Cuando llegué al punto de encuentro, ya estaba allí el conductor. Después de presentarnos, le tendí mi equipaje y me senté en el asiento de atrás. Enseguida llegó una muchacha envuelta en un abrigo tres tallas más grande, que saludó con un tímido movimiento de cabeza y se acomodó a mi lado con la ligereza del humo de una vela; tras ella, una mujer que arrastraba una pesada maleta nos saludó con un entusiasmo estridente. Nos contó que era su primera vez. Iba a ver a sus hijos, que estudiaban fuera.
—Tú tendrás la edad de mi hija, —dijo dirigiéndose a la muchacha, que al instante bajó la mirada y se limitó a esbozar media sonrisa.
Arrancamos. Dejamos atrás la ciudad y el paisaje se llenó de árboles que corrían en dirección contraria. Después de un rato de conversación, nos dejamos llevar por el silencioso traqueteo del coche. La muchacha apoyó su rostro en la ventanilla: De entre los pliegues de su enorme abrigo salían intermitentes haces de luz que resplandecían bajo el sol como luces estroboscópicas y cambiaban la tonalidad de su piel: azul, verde, rosa. Era un espectáculo.
—¿Estás bien? —le pregunté seguro de que no obtendría respuesta.
El conductor la miraba asombrado a través del retrovisor y la mujer se giró a contemplarla extasiada. Luego, como si nada, hurgó en su bolso y le tendió un táper con galletas de chocolate que había hecho ella misma.
—Toma, —le dijo con tono maternal—, te sentará bien comer algo.
La muchacha cogió una, —sus manos eran estrechas, delicadas, casi transparentes—, y la comió con delectación.
La mujer nos invitó a todos. Ya les haría más a sus hijos, farfulló masticando también ella una de sus exquisitas galletas. Y después nos explicó la receta paso a paso.
El viaje continuó entre canciones de radio y retazos de conversaciones.

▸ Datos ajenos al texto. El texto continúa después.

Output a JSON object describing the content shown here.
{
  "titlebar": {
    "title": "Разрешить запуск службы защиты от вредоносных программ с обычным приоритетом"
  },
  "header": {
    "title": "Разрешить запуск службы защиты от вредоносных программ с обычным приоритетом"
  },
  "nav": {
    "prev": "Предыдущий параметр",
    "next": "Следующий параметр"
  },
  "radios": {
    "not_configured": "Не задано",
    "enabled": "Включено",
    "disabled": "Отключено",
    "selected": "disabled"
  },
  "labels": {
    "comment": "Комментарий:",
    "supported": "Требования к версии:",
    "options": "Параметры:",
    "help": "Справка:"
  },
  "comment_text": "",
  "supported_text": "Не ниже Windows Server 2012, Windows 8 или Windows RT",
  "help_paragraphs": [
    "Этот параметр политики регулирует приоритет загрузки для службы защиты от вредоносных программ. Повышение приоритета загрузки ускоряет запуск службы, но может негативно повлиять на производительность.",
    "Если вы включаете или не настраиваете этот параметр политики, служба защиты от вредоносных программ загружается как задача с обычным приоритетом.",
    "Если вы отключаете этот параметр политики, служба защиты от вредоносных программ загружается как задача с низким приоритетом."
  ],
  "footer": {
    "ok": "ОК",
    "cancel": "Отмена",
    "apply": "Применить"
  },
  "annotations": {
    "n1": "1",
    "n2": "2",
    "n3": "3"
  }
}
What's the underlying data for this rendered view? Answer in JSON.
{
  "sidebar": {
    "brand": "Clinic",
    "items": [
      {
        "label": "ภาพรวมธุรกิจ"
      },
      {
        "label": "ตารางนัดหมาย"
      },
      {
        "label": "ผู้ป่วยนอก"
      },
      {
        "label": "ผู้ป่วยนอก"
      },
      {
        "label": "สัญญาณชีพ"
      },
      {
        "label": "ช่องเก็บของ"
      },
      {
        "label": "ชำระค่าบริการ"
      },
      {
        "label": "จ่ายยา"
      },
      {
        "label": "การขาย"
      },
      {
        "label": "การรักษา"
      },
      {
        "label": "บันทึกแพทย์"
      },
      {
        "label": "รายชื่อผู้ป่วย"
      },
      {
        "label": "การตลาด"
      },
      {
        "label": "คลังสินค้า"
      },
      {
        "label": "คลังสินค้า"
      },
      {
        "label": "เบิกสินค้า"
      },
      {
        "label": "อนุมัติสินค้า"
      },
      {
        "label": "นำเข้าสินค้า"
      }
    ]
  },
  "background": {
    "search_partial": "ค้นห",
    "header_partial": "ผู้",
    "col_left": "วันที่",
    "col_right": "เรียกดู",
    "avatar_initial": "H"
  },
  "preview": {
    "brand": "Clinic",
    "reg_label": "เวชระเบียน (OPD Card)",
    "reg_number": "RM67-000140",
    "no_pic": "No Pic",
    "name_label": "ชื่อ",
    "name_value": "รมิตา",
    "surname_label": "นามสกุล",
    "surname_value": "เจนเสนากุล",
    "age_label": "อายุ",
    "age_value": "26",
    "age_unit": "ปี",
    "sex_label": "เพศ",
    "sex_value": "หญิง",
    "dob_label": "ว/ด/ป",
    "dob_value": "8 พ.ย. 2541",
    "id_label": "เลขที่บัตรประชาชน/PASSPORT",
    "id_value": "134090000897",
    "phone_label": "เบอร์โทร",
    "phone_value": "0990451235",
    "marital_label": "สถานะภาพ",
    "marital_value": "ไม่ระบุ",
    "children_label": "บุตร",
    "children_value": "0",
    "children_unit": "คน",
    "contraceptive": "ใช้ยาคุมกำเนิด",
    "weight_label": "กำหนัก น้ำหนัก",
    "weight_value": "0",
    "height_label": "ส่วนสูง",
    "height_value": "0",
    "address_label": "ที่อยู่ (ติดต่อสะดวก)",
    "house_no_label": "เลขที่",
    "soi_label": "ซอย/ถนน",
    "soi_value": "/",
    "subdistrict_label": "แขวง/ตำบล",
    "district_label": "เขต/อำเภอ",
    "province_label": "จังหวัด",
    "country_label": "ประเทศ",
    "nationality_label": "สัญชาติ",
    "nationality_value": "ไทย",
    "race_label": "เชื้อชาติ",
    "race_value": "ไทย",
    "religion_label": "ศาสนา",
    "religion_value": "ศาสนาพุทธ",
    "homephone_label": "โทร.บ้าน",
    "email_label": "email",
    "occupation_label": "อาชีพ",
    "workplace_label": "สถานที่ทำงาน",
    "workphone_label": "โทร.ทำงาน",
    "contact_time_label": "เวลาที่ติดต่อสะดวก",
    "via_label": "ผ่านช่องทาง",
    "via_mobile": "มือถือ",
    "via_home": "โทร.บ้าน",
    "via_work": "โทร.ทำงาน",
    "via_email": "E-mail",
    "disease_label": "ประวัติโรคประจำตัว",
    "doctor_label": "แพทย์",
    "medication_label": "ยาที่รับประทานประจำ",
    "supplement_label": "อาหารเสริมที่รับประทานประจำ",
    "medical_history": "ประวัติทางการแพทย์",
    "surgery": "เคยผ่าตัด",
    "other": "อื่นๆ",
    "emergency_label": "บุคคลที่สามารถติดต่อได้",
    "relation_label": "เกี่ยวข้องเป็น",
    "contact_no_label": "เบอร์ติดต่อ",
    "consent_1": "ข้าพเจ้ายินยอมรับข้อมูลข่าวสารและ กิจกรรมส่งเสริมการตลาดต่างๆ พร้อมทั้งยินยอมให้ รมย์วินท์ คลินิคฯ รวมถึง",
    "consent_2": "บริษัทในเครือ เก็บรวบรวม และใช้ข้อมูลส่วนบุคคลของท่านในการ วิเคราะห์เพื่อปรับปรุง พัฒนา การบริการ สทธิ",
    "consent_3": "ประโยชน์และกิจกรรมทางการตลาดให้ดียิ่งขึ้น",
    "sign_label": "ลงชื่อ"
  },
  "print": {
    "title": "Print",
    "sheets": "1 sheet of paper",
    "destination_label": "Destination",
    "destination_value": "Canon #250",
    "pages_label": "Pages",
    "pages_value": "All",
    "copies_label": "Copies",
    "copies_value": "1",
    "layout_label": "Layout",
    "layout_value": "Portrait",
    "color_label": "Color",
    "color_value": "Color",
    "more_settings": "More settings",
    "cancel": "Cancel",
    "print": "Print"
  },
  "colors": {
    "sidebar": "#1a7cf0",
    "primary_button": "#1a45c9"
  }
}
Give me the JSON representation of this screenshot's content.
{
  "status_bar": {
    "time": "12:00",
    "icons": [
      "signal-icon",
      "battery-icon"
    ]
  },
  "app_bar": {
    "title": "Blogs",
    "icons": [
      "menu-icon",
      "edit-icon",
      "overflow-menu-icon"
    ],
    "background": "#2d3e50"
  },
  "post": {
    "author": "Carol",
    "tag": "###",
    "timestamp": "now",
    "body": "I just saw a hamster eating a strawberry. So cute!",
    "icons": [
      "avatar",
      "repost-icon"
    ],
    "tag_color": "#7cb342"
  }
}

—¿Puedes parar? —pidió la muchacha. Era la primera vez que hablaba.
Nos detuvimos al lado de la playa. Ella se bajó y nosotros la seguimos con la mirada hasta que llegó a la orilla. El abrigo cayó sobre la arena como un cuerpo muerto, dejando al descubierto su cuerpo desnudo. Se zambulló y desapareció mar adentro.
—Con razón no traía maleta —murmuró el conductor antes de arrancar de nuevo.
El viaje siguió el recorrido previsto. Después vinieron muchos más. Pero no consigo olvidar su sitio vacío cubierto de escamas.